PI: Charless Fowlkes
Institution: University of California, Irvine
A key feature missing from most deep CNN architectures is the incorporation of high-level, top-down
feedback and geometric scene context. We have been exploring this idea along several lines.
We developed a recurrent segmentation model that predicts scene depth from perspective cues and utilizes
top-down depth estimates to modulate pooling regions. This architecture shows promising results
including state of the art semantic segmentation and depth estimation in street scenes for self driving applications.
Beyond estimating scene depth, we can also attempt to estimate full scene geometry (including
occluded surfaces) from a single image. Our latest approach to this uses a novel multi-layer representation
of scene depth trained on synthetic scenes for scene completion in a fully convolutional framework.

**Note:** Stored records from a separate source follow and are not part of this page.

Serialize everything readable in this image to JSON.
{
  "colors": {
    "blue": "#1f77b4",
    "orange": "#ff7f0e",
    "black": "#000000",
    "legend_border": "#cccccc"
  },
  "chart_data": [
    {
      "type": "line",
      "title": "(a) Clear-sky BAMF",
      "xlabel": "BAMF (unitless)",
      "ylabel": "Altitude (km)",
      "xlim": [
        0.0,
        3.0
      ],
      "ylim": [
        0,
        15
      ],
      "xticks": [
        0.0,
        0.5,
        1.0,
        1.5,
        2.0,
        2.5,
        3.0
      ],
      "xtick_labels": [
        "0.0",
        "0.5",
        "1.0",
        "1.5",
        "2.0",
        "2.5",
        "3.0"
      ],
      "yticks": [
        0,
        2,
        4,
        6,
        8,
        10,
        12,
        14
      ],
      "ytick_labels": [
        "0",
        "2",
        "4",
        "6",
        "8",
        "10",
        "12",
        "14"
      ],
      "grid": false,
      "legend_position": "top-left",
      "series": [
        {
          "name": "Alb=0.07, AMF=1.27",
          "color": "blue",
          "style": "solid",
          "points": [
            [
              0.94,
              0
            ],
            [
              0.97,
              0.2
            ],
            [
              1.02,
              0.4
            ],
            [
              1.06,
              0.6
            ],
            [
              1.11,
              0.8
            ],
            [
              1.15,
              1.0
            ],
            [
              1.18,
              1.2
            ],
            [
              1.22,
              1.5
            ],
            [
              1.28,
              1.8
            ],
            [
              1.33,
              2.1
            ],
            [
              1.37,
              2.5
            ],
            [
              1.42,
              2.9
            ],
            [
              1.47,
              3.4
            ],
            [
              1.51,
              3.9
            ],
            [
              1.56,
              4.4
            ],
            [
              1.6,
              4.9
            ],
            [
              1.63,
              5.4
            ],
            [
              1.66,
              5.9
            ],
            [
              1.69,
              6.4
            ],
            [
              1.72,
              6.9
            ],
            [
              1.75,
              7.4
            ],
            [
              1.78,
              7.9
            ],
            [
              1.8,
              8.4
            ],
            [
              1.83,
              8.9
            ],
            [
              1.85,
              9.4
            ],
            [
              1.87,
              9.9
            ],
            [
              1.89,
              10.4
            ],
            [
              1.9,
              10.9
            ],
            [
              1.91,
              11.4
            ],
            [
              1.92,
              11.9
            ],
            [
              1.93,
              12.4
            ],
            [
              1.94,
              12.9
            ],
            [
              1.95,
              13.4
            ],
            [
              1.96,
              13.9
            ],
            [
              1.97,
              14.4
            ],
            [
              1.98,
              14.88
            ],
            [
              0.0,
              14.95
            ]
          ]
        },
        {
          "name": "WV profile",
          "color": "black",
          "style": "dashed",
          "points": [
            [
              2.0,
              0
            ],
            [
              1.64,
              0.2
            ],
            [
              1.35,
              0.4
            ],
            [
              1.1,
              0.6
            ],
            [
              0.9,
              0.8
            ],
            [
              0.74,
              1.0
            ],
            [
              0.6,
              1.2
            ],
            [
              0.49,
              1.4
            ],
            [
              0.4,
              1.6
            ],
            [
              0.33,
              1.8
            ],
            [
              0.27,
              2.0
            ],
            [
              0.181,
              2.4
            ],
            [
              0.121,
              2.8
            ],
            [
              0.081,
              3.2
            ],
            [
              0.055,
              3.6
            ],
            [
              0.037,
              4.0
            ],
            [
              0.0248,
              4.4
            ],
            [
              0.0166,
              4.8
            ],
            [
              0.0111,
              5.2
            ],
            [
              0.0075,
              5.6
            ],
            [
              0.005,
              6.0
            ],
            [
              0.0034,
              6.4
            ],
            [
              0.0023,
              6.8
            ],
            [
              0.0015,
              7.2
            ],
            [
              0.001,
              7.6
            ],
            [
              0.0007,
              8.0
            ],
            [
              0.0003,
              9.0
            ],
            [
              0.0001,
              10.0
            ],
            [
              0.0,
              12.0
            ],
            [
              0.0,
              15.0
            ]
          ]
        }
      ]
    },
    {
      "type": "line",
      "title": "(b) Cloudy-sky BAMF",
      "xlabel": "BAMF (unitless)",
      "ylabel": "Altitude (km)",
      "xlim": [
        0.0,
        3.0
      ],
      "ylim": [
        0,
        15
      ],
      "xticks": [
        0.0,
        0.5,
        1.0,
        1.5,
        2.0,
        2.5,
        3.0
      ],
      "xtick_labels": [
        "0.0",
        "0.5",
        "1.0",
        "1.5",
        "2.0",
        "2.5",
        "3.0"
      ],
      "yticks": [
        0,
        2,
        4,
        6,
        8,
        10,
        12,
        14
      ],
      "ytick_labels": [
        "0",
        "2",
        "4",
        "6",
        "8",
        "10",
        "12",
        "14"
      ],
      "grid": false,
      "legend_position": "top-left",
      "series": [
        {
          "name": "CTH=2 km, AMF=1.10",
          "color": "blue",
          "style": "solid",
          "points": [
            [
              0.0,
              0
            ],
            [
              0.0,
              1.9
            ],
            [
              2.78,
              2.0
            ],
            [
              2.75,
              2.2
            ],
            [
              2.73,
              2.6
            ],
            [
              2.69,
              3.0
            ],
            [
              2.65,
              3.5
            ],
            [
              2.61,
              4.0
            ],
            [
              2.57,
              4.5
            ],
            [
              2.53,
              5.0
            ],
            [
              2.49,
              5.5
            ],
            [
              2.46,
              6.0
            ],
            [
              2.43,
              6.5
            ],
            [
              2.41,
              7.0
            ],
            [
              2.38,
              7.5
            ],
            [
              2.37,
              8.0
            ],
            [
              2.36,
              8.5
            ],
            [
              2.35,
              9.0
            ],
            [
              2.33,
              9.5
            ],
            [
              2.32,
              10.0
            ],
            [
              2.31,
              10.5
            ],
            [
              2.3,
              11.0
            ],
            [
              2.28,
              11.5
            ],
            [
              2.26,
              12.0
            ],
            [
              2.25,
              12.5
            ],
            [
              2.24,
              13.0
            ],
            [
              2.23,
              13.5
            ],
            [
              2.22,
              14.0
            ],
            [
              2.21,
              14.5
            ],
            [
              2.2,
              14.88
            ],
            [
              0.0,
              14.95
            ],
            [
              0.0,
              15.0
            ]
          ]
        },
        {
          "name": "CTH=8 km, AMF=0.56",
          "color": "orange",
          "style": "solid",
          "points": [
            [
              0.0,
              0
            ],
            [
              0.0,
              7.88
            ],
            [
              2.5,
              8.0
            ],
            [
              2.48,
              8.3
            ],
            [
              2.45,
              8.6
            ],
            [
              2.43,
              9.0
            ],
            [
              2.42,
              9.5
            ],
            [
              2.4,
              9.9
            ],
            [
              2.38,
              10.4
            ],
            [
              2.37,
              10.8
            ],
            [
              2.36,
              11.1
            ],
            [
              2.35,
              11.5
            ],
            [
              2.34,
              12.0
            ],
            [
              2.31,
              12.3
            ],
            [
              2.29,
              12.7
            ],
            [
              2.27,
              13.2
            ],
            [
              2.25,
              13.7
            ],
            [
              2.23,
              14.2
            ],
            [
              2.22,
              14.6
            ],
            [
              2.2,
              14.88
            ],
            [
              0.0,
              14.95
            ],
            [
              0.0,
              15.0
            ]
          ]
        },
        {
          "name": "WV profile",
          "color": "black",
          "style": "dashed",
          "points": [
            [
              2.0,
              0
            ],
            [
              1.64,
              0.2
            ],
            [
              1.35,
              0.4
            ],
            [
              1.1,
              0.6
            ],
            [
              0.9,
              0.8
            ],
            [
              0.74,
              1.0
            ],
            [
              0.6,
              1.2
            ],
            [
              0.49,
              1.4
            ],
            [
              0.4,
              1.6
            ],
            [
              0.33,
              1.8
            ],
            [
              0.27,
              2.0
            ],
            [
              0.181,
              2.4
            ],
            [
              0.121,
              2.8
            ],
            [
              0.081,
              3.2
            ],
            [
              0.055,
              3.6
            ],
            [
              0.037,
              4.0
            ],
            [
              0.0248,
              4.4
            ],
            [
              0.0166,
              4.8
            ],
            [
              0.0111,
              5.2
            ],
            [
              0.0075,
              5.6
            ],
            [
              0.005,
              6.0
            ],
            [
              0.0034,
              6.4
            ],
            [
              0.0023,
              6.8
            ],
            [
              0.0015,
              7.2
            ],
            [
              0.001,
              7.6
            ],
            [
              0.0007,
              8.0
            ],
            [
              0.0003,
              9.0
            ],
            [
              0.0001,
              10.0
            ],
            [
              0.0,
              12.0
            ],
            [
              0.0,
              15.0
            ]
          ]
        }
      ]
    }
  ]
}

This most recent work was carried out on the CHASE-CI this fall (~8 GPU months of compute) and a
manuscript is currently under review.
We hypothesize that strong knowledge of the 3D structure of a scene (e.g., derived from a map or 3D scan of a scene) provide constraints that can improve estimation of human pose. For example, one can provide good estimates of the position of a person’s hips who is sitting on a bench of known height, even if they are substantially occluded. To explore this, we have just finished collecting a large dataset of 3D human pose affordance using a commercial motion capture system. The data includes ground-truth 3D joint locations, video streams from 5 viewpoints, and precise 3D scene geometry. We are now starting to train new CNN architectures which can incorporate descriptions of the scene geometry as an input and produce pose estimates which satisfy the physical constraints imposed by the scene.